Por otra parte, las anotaciones de embargo practicadas y obtenidas en su día y en favor de su credito por la tercerista a raíz de la presentación de su demanda ejecutiva en los términos y a los fines que prevenían los arts. 1.429 y siguientes de la Ley de E Civil de 1881, y con independencia de que más tarde desapareciesen del Registro tras ser canceladas una vez transcurrido el plazo de caducidad previsto en la Ley , se han reputar carentes de toda trascendencia a los fines que en esta litis se pretende puesto que como es sabido y segun enseña doctrina jurisprudencial reiterada no alteran la naturaleza del crédito es decir, no dan al acreedor que la obtiene la preferencia sobre otros anteriores (S.T.S. de 6 de junio de 1996) ni otorga a un credito personal efectos reales de clase alguna puesto como se explica en la ST.S. de fecha 12 de mayo de 1999 "la garantía de la anotación preventiva de embargo sólo cobra preferencia sobre los actos dispositivos y sobre los créditos contraídos con posterioridad a la fecha de la propia anotación, y así tiene declarado reiteradamente esta Sala que «la anotación preventiva de embargo no da al acreedor que la obtiene la preferencia respecto a otros anteriores, ya que, como resultado de una providencia judicial dirigida únicamente a garantizar las consecuencias del juicio, no crea ni declara ningún derecho, función propia de la Sentencia, que sería, en su caso , el verdadero título a estos efectos, ni altera la naturaleza de estas obligaciones, ni mucho menos convierte en real o hipotecaria la acción que anteriormente no tenía este carácter, ni produce otros efectos que los de que el acreedor que la obtenga sea preferido, en cuanto a los bienes anotados, solamente respecto de los acreedores que tengan contra el mismo deudor otro crédito contraído con posterioridad a la anotación» (aparte de otras, SSTS de 14 de junio de 1988 7 de abril de 1989, 12 de febrero de 1992, 4 de mayo de 1994 , 6 de junio de 1996 y 5 de noviembre de 1997),

TERCERO.- En consecuencia y como se ha indicado la Sentencia de instancia ha de ser confirmada por ajustarse a Derecho con desestimación de las pretensiones de la recurrente a quien procede condenar al pago de las costas procesales de esta alzada por así prescribirlo el art 898.1 de la Ley de E. Civil.

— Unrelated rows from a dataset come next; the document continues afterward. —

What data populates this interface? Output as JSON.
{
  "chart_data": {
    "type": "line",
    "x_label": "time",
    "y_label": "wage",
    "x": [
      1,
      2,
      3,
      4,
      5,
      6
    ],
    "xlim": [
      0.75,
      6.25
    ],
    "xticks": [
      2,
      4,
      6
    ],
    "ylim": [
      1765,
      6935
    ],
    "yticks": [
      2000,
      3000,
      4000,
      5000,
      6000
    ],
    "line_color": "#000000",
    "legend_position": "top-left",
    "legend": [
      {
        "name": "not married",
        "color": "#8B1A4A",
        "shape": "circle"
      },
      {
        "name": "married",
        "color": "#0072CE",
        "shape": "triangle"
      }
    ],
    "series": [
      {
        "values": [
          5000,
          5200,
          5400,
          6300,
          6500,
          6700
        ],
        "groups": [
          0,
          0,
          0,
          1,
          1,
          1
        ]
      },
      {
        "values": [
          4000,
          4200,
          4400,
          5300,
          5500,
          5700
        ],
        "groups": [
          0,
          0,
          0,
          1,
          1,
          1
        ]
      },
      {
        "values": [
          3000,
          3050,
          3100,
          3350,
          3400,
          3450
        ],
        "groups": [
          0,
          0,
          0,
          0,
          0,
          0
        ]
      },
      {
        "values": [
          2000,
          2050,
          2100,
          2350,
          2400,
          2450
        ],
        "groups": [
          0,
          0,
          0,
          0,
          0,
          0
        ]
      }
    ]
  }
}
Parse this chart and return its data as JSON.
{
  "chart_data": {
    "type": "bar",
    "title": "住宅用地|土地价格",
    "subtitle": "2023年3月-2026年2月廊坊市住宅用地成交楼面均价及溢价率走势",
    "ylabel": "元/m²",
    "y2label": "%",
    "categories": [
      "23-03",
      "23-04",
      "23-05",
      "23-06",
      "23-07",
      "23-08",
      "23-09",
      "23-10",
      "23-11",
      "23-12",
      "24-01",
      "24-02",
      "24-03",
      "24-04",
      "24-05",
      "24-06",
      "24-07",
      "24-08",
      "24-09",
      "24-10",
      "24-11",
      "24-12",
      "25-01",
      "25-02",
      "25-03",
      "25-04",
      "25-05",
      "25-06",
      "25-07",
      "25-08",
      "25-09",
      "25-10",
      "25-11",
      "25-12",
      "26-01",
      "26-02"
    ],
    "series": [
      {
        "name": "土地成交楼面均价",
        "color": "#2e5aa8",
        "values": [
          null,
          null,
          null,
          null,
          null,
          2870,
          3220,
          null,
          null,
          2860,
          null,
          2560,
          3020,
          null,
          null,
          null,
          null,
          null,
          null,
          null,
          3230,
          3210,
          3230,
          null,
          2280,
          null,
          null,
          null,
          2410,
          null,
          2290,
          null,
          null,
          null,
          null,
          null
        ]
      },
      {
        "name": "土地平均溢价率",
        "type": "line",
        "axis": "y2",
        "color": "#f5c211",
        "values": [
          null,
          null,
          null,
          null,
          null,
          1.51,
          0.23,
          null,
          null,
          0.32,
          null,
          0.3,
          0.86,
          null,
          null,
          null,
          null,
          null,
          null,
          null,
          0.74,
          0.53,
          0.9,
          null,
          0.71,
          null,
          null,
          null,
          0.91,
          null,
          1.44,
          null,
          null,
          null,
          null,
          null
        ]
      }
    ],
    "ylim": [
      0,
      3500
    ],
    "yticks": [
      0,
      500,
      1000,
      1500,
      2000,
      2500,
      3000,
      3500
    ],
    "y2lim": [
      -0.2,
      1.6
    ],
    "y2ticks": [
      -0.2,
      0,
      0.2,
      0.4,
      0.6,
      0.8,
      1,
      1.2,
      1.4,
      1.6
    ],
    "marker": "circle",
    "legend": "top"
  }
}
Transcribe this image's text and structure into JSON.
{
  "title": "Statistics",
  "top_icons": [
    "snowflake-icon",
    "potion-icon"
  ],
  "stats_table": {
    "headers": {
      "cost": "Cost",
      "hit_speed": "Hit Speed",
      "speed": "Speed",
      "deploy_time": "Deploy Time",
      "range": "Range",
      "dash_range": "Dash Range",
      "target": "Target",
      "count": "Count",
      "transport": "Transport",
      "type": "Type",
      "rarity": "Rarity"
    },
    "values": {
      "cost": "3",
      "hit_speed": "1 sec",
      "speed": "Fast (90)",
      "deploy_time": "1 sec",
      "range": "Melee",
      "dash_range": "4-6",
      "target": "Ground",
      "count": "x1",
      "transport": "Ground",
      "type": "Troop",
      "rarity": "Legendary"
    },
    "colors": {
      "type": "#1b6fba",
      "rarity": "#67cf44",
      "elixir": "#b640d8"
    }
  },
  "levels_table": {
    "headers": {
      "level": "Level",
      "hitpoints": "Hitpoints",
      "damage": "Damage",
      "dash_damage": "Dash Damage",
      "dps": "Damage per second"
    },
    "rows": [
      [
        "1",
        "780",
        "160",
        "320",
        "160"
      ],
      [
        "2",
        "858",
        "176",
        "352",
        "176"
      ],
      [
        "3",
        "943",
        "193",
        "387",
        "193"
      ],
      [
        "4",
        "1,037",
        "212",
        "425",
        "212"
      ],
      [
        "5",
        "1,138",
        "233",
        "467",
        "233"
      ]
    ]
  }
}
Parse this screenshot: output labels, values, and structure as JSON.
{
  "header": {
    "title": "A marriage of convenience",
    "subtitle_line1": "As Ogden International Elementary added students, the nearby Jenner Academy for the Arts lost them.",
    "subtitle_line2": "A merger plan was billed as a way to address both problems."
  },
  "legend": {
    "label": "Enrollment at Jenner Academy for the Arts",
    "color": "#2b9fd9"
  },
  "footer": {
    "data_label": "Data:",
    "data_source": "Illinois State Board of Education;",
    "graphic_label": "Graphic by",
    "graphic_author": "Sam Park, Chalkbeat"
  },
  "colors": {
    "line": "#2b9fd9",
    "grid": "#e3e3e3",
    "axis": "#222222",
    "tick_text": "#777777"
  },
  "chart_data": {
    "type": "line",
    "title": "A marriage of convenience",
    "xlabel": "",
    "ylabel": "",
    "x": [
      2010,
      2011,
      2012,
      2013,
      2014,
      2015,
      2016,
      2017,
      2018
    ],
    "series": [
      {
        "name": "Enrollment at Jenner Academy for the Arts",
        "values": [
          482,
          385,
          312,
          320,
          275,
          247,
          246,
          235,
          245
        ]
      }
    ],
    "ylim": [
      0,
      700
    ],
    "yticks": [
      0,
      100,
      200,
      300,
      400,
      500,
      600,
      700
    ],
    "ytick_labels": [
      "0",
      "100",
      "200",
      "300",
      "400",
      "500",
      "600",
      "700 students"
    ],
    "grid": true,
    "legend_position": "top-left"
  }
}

Vistos los preceptos legales citados, sus concordantes y demás de general y pertinente aplicación al caso.

Fallo

DESESTIMAR el recurso de apelación interpuesto por la representacion procesal de la mercantil Abadmar S A contra la Sentencia dictada con fecha 11 de octubre de 2002 por el juzgado de Primera Instancia de Ibi confirmando dicha resolución y condenando a la recurrente al pago de las costas de esta alzada.

Notifíquese la presente Resolución a las partes a las que se advierte que contra la misma la Ley procesal no previene recurso ordinario alguno.

Y con testimonio de la misma, devuélvanse las actuaciones al Juzgado de Instancia, interesando acuse de recibo.

Así por esta nuestra sentencia definitiva, lo pronunciamos, mandamos y firmamos.

PUBLICACIÓN.- En el mismo día ha sido leída y publicada la anterior Sentencia por el Istmo. Sr. ponente que la suscribe hallándose la Sala celebrando audiencia publica. Doy fe.